On 29 February 2016, McDonald’s raised the price of its McPick 2 for $2 to 2 for $5 in the U.S. Customers now get to pick two items for $5 from this list (Figure 1):
- Big Mac
- a 10-piece order of McNuggets
- Quarter Pounder with cheese
Figure 1: The new McPick 2 for $5 (Source: McDonalds Corporation)
A month earlier, the McPick 2 for $2 lets customers choose from the McChicken and McDouble sandwiches, mozzarella sticks and small fries (Figure 2). The new product was more expensive than that of McDonald’s rivals. Wendy’s 4 for $4 meal included a junior bacon cheeseburger, chicken nuggets, small fries and a small drink. Burger King charged a 5 for $4 meal that included a bacon cheeseburger, chicken nuggets, small fries, small drink and a cookie.
Figure 2: The former McPick 2 for $2 (Source: McDonalds Corporation)
How does McDonald’s determine its pricing strategy? This blog analyses several articles to answer that question.
2. McDonald’s pricing strategy
In business marketing, there are three generic strategies: focus, differentiation and cost leadership. McDonald’s has been successful at employing cost leadership marketing strategy by offering fast food meals at low prices (Scilly 2016). Prices have been kept low by:
- hiring and training inexperienced employees instead of trained cooks
- hiring only few trained managers
McDonald’s pricing strategy also involves price bundling combined with psychological pricing. In price bundling, the company offers meals and other product bundles for a discount. In psychological pricing, McDonald’s uses prices that appear to be significantly more affordable, such as $__.99 instead of rounding it off to the nearest dollar. This element of McDonald’s marketing mix highlights the importance of price bundling to encourage customers to buy more products (Meyer 2015).
McDonald’s itself (2007) is vague about its pricing strategy; the company understands that a customer’s perception of value is an important determinant of price charged.
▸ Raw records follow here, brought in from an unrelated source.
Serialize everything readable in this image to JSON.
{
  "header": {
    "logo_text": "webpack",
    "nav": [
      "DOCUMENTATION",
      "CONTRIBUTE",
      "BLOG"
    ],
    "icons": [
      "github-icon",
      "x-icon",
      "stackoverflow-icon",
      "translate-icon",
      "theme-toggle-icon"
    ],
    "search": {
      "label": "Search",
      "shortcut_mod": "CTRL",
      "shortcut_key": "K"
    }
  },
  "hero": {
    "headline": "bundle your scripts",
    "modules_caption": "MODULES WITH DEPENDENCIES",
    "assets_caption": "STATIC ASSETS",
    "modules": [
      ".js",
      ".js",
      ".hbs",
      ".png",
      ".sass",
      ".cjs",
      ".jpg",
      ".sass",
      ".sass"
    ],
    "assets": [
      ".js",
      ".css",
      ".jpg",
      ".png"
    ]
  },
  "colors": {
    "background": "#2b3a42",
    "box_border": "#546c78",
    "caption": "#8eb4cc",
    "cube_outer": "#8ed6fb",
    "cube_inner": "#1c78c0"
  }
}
Using low price as a marketing tool may promise customers a product of compromised quality. Moreover, competitors can respond in a price war resulting profit margins reduced without increasing sales.
2.1 McDonald’s pricing decision
Despite the cost savings which is characteristic of standardisation, implementation of McDonald’s price strategy is localised rather than globalised (Vignali 2001). McDonald’s has different pricing for different countries. Each country undergoes a strict process to determine the price for a particular market. The process (Vignali et al 1999) is:
- selecting the price objective
- determining demand
- estimating costs
- analysing competitors costs, prices and offers
- selecting pricing method
- selecting the final price
The process above is the basic framework that McDonald’s uses to set up localised pricing.
McDonald’s pricing objective is to increase market share (Vignali 2001). McDonald’s mission statement highlights its pricing policy; the most fundamental element of determining price was:
Being in touch with the price of our competitors allows us to price our products correctly, balancing quality and value.
For instance, to penetrate the market in New Delhi, India in 1996, McDonald’s set their price by looking at Nirula, a local food chain.
As another example of the ‘glocalisation’ phenomena, McDonald’s also sets prices according to the product life-cycle (PLC) as shown in Figure 3. In 1997, the US market was in the decline stage of the PLC so the price of a Big Mac was lower than that of in Japan. The Japanese market was growing to maturity so a high priced Big Mac was profitable.
Figure 3: The product life-cycle as a determinant of price (Source: Kotler 1994).
Though McDonald’s pricing strategy is successful at implementing cost leadership marketing strategy, its overall objective is still to increase market share. Arriving at a pricing decision is the result of analysing demand, costs, competitor pricing, a product’s life-cycle and then balancing quality with value.
Kotler, P. 1994. Marketing Management, Prentice-Hall, Englewoods Cliffs, NJ.
McDonald’s Corporation. 2007. Marketing at McDonald’s, retrieved 02 May 2016 <http://www.mcdonalds.co.uk/content/dam/McDonaldsUK/People/Schools-and-students/mcd_marketing.pdf >.
Meyer, P. 2015. McDonald’s marketing mix (4Ps) Analysis, retrieved 02 May 2016 < http://panmore.com/mcdonalds-marketing-mix-4ps-analysis >.
Scilly, M. 2016. Examples of cost leadership & strategy marketing, retrieved 02 May 2016 < http://smallbusiness.chron.com/examples-cost-leadership-strategy-marketing-12259.html >.
Vignali, C. 2001. McDonald’s: “think global, act local” – the marketing mix”, retrieved 11 January 2016 < http://www.emeraldinsight.com/doi/pdfplus/10.1108/00070700110383154 >.
Vignali, C. et al. 1999, British Food Journal, vol. 101, no. 5/6.